In brief 3 min read
The Full Court of the Federal Court has confirmed that to determine whether an employee's injury arose out of or in the course of their employment, the full circumstances of the injury must be taken into account, including the 'place' at which the injury occurred and the 'activity' undertaken at the time.1
In this case, despite the employee being in a place at the request of her employer, by engaging in a personal activity she broke the nexus with her employment and so the injury was not compensable.
- carefully consider the activities that they expressly or impliedly encourage or permit their employees to engage in, especially when the employee is away from their usual workplace; and
- ensure that there are policies and procedures in place that set out the expected behaviours of employees when they are attending work-related functions and working away from their usual workplace.
Ms Dring was on a work trip, staying at a hotel organised and paid for by her employer, Telstra. After more than eight hours of socialising and drinking with a friend, Ms Dring returned to the hotel, where she slipped and fell in the reception area at approximately 2:30am.
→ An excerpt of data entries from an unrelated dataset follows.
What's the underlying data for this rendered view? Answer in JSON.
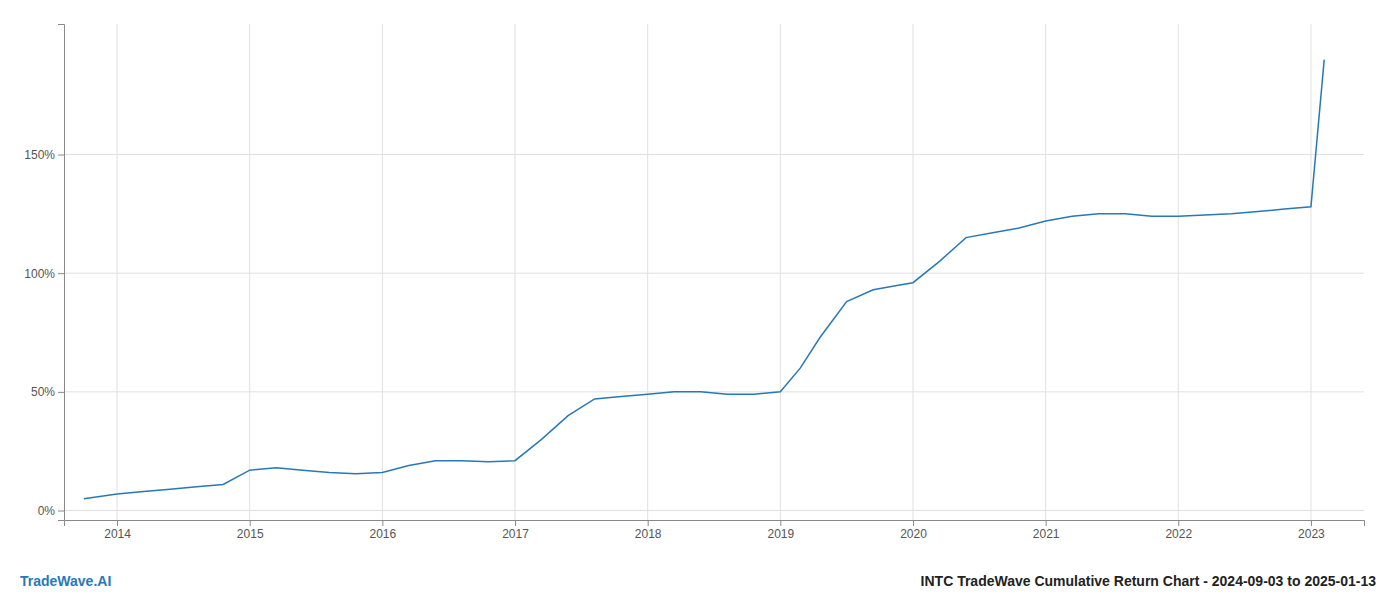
{
  "chart_data": {
    "type": "line",
    "title": "INTC TradeWave Cumulative Return Chart - 2024-09-03 to 2025-01-13",
    "annotations": [
      {
        "text": "TradeWave.AI"
      }
    ],
    "color": "#2878b8",
    "grid": true,
    "x": [
      2013.75,
      2014.0,
      2014.2,
      2014.4,
      2014.6,
      2014.8,
      2015.0,
      2015.2,
      2015.4,
      2015.6,
      2015.8,
      2016.0,
      2016.2,
      2016.4,
      2016.6,
      2016.8,
      2017.0,
      2017.2,
      2017.4,
      2017.6,
      2017.8,
      2018.0,
      2018.2,
      2018.4,
      2018.6,
      2018.8,
      2019.0,
      2019.15,
      2019.3,
      2019.5,
      2019.7,
      2019.9,
      2020.0,
      2020.2,
      2020.4,
      2020.6,
      2020.8,
      2021.0,
      2021.2,
      2021.4,
      2021.6,
      2021.8,
      2022.0,
      2022.2,
      2022.4,
      2022.6,
      2022.8,
      2023.0,
      2023.1
    ],
    "values": [
      0.05,
      0.07,
      0.08,
      0.09,
      0.1,
      0.11,
      0.17,
      0.18,
      0.17,
      0.16,
      0.155,
      0.16,
      0.19,
      0.21,
      0.21,
      0.205,
      0.21,
      0.3,
      0.4,
      0.47,
      0.48,
      0.49,
      0.5,
      0.5,
      0.49,
      0.49,
      0.5,
      0.6,
      0.73,
      0.88,
      0.93,
      0.95,
      0.96,
      1.05,
      1.15,
      1.17,
      1.19,
      1.22,
      1.24,
      1.25,
      1.25,
      1.24,
      1.24,
      1.245,
      1.25,
      1.26,
      1.27,
      1.28,
      1.9
    ],
    "xlim": [
      2013.6,
      2023.4
    ],
    "xticks": [
      2014,
      2015,
      2016,
      2017,
      2018,
      2019,
      2020,
      2021,
      2022,
      2023
    ],
    "ylim": [
      -0.04,
      2.05
    ],
    "yticks": [
      {
        "value": 0.0,
        "label": "0%"
      },
      {
        "value": 0.5,
        "label": "50%"
      },
      {
        "value": 1.0,
        "label": "100%"
      },
      {
        "value": 1.5,
        "label": "150%"
      }
    ]
  }
}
There was no dispute that Telstra required Ms Dring to stay at the hotel. However, Ms Dring's mere presence at the hotel was not sufficient for her injury to be compensable. Instead, the court also considered the activity Ms Dring was engaged in at the time of the injury.
The court observed that it was reasonable for Ms Dring to attend a post-workshop dinner and had she injured herself after returning to the hotel at 8:30pm the connection between her employment and the injury may have been maintained. However, the extent and duration of her personal activity broke the connection with her employment.
This decision confirms that an injury sustained by an employee when they are engaged in a personal activity is less likely to be compensable than an injury sustained during an activity organised, encouraged or permitted by the employer, such as after-work drinks.
Dring v Telstra Corporation Ltd  FCAFC 50.